The authors then generated several auxin sensors based on the DR5 sensor design with the conserved variants AC, TC, CC, and the non-conserved variant GC. Each of these variants responded differently to auxin treatments with the CC variants being the most responsive and AC being the least responsive (Figure). The weak response of the AC variant to auxin was unexpected as 18 genes harbored this conserved motif in their regulatory regions and this motif was shown to interact with ARF-TFs in vitro (Boer et al., 2014). The authors demonstrated that although this AuxRE variant was less active, this could be offset by promoting higher levels of ARF accumulation. Furthermore, the expression pattern of the AC variant was restricted to the root elongation zone of plants treated with auxin whereas the other variants were more broadly expressed (Figure). The authors argue that the weak and tissue specific responsiveness the AC variant to auxin is important to elicit specific spatiotemporal transcriptional responses from associated genes. The authors then designed a novel auxin sensor based on the conserved position of the AuxRE motif to the transcriptional start site and the CC AuxRE variant, both of which were identified using CoMoVa. The expression pattern of this sensor was broader than the DR5 sensor in both Arabidopsis and tomato (Solanum lycopersicum), suggesting that this new sensor is more sensitive than the original DR5 sensor.

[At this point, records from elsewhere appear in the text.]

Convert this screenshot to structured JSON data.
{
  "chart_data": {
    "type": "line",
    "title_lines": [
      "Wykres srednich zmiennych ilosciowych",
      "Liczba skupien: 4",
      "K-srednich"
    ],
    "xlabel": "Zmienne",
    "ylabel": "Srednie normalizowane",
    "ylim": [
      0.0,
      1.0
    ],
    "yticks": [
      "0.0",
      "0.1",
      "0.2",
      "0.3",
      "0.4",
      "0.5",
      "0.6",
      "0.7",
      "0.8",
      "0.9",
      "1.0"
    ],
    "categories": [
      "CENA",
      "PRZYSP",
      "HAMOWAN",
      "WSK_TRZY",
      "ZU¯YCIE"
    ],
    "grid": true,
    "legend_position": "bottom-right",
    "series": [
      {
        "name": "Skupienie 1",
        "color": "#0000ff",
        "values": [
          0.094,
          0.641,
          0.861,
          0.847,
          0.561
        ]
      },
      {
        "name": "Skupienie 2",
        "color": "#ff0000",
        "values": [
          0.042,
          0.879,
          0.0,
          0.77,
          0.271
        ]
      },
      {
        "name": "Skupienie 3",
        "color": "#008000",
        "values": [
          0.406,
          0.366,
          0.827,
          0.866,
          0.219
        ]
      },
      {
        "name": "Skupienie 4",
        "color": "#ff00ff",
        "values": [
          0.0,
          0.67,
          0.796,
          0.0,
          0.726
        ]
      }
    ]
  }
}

CoMoVa was also used identify conserved variants in the TFBSs that two other phytohormone responses (abscisic acid and cytokinin), some of which could also be functionally classified. Further implementation of CoMoVa and follow-up functional studies, such as the ones presented here, promise to improve our understanding of how variations in TFBSs lead to specific transcriptional responses.

Diarmuid S. Ó’Maoiléidigh

Institute of Integrative Biology

University of Liverpool,

ORCID ID: 0000-0002-3043-3750


Boer, D., Freire-Rios, A., and van den Berg, W. (2014). Structural Basis for DNA Binding Specificity by the Auxin-Dependent ARF Transcription Factors. Cell 156: 577–89. https://doi: 10.1016/j.cell.2013.12.027.

Finet, C., Berne-Dedieu, A., Scutt, C.P., and Marlétaz, F. (2012) Evolution of the ARF Gene Family in Land Plants: Old Domains, New Tricks. Mol. Biol. Evol. 30(1):45–56 https://doi:10.1093/molbev/mss220

Lieberman-Lazarovich, M., Yahav, C., Israeli, A., and Efroni, I. (2019) Deep Conservation of Cis-element Variants Regulating Plant Hormonal Responses. Plant Cell DOI:

Liao, C.-Y., Smet, W., Brunoud, G., Yoshida, S., Vernoux, T., and Weijers, D. (2015). Reporters for sensitive and quantitative measurement of auxin response. Nat. Methods 12: 207–210.

Ulmasov, T., Murfett, J., Hagen, G., and Guilfoyle, T.J. (1997). Aux/IAA proteins repress expression of reporter genes containing natural and highly active synthetic auxin response elements. Plant Cell 9: 1963–71.